Reversibility of the PON Inhibition Caused by Cigarette Smoke

As shown earlier, cigarette smoking results in a reduction in activities of PON proteins. Research has been conducted to determine whether these changes are reversible. James et al ⁴⁴ divided a group of 597 people into current smokers, former smokers, and never smokers. In each group, the concentration of PON1 was measured, as well as its arylesterase and organophosphatase activities. Both activities recorded the lowest value in current smokers and the highest in nonsmokers. Among former smokers, intermediate values were demonstrated between nonsmokers and smokers. The differences in hydrolytic activity of former and current smokers were statistically significant. This suggests that smoking cessation reverses existing changes. Furthermore, in order to complete the analysis, the concentration and activity of PON1 were identified depending on the time elapsed since smoking cessation. ⁴⁴ The 75 exsmokers who had given up smoking before the beginning of the study demonstrated a positive correlation between the length of time following the cessation of smoking and PON1 activity. There were significant differences across all groups.

This study indicates that cigarette smoking is an independent factor associated with a significant decrease in the activity and concentration of PON. However, shortly after cessation of smoking there is an increase in PON1 enzyme activity. ⁴⁴

As Senti et al ⁵ reported, the process of PON1 inhibition is reversible. Their study was conducted on a group of smokers and nonsmokers who were further divided into physically active and inactive participants. The criterion for the division was the limit of daily calories consumed during exercise: >300 kcal for active people and <300 kcal for inactive. Physically active people have significantly higher levels of PON1 activity compared to inactive people. In addition, no statistically significant difference was demonstrated in PON1 activity between smokers and nonsmokers who were active physically.

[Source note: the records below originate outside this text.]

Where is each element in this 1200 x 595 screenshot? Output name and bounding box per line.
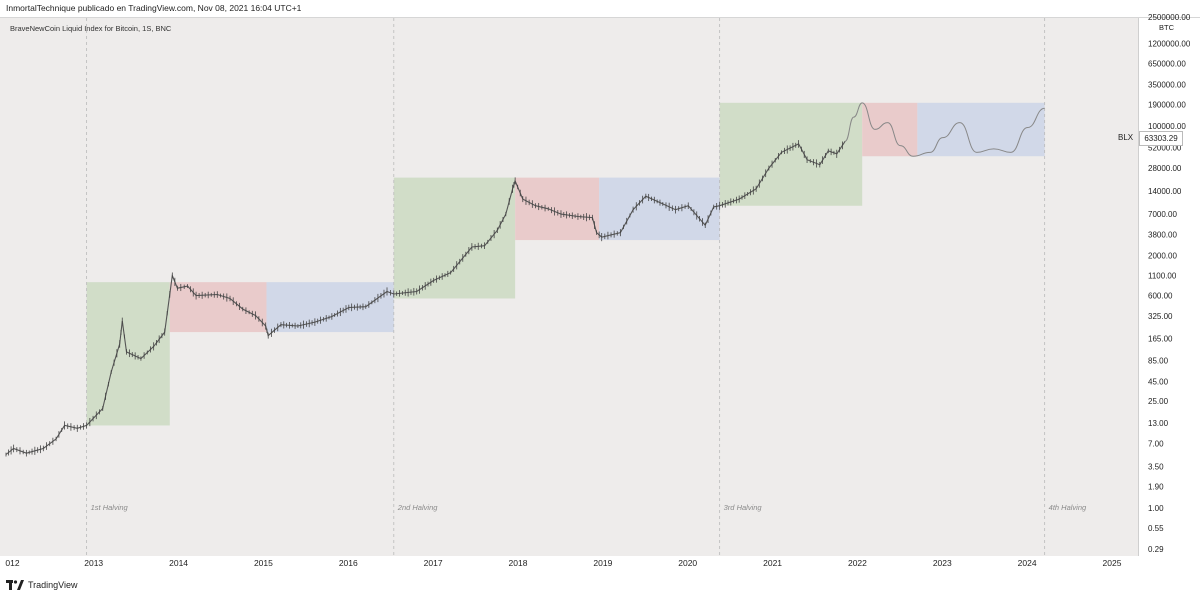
x-tick-label: 2020	[678, 558, 697, 568]
zone-green-6	[719, 102, 863, 206]
halving-label-1: 1st Halving	[91, 503, 129, 512]
series-name-tag: BLX	[1118, 133, 1134, 142]
zone-blue-2	[266, 282, 394, 333]
y-tick-label: 1.00	[1148, 504, 1164, 513]
chart-header: InmortalTechnique publicado en TradingVi…	[0, 0, 1200, 18]
footer	[0, 576, 1200, 595]
projection-curve	[844, 102, 1045, 157]
halving-label-4: 4th Halving	[1049, 503, 1087, 512]
x-tick-label: 2019	[593, 558, 612, 568]
tradingview-icon	[6, 580, 24, 590]
x-tick-label: 2014	[169, 558, 188, 568]
indicator-label: BraveNewCoin Liquid Index for Bitcoin, 1…	[10, 24, 172, 33]
y-tick-label: 1200000.00	[1148, 39, 1191, 48]
y-tick-label: 1.90	[1148, 483, 1164, 492]
zone-blue-8	[917, 102, 1045, 157]
y-tick-label: 52000.00	[1148, 144, 1182, 153]
y-tick-label: 28000.00	[1148, 164, 1182, 173]
y-tick-label: 25.00	[1148, 397, 1169, 406]
halving-label-2: 2nd Halving	[397, 503, 438, 512]
x-tick-label: 2023	[933, 558, 952, 568]
y-tick-label: 7000.00	[1148, 210, 1177, 219]
y-tick-label: 13.00	[1148, 419, 1169, 428]
x-tick-label: 012	[5, 558, 19, 568]
brand-name: TradingView	[28, 580, 78, 590]
zone-red-4	[515, 177, 600, 241]
chart-svg: 1st Halving 2nd Halving 3rd Halving 4th Hal…	[5, 13, 1191, 568]
x-tick-label: 2013	[84, 558, 103, 568]
x-tick-label: 2025	[1103, 558, 1122, 568]
zone-red-7	[862, 102, 918, 157]
x-tick-label: 2017	[424, 558, 443, 568]
x-tick-label: 2018	[509, 558, 528, 568]
y-tick-label: 0.55	[1148, 524, 1164, 533]
y-tick-label: 3800.00	[1148, 230, 1177, 239]
y-tick-label: 600.00	[1148, 292, 1173, 301]
y-tick-label: 3.50	[1148, 462, 1164, 471]
y-tick-label: 100000.00	[1148, 122, 1186, 131]
y-tick-label: 650000.00	[1148, 60, 1186, 69]
price-axis[interactable]	[1138, 18, 1200, 556]
y-tick-label: 0.29	[1148, 545, 1164, 554]
y-tick-label: 85.00	[1148, 356, 1169, 365]
y-tick-label: 1100.00	[1148, 272, 1177, 281]
publish-info: InmortalTechnique publicado en TradingVi…	[6, 3, 302, 13]
y-tick-label: 2000.00	[1148, 252, 1177, 261]
x-tick-label: 2022	[848, 558, 867, 568]
y-tick-label: 45.00	[1148, 378, 1169, 387]
last-price-tag: 63303.29	[1139, 131, 1183, 146]
x-tick-label: 2021	[763, 558, 782, 568]
x-tick-label: 2015	[254, 558, 273, 568]
zone-blue-5	[599, 177, 720, 241]
zone-green-0	[86, 282, 170, 426]
y-tick-label: 190000.00	[1148, 101, 1186, 110]
tradingview-logo[interactable]: TradingView	[6, 580, 78, 590]
y-tick-label: 165.00	[1148, 334, 1173, 343]
x-tick-label: 2024	[1018, 558, 1037, 568]
y-axis-unit: BTC	[1159, 23, 1175, 32]
x-tick-label: 2016	[339, 558, 358, 568]
y-tick-label: 325.00	[1148, 312, 1173, 321]
halving-label-3: 3rd Halving	[724, 503, 763, 512]
y-tick-label: 350000.00	[1148, 80, 1186, 89]
y-tick-label: 7.00	[1148, 439, 1164, 448]
zone-red-1	[169, 282, 267, 333]
y-tick-label: 2500000.00	[1148, 13, 1191, 22]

These studies clearly show that the inhibition of the enzymatic activity of PON1 caused by cigarette smoking is a reversible process. The changes that occur are not permanent and can be completely eliminated by physical activity. This demonstrates the important role of physical activity in the regulation of PON1 activity, while also encouraging further research to identify the mechanism underlying this process.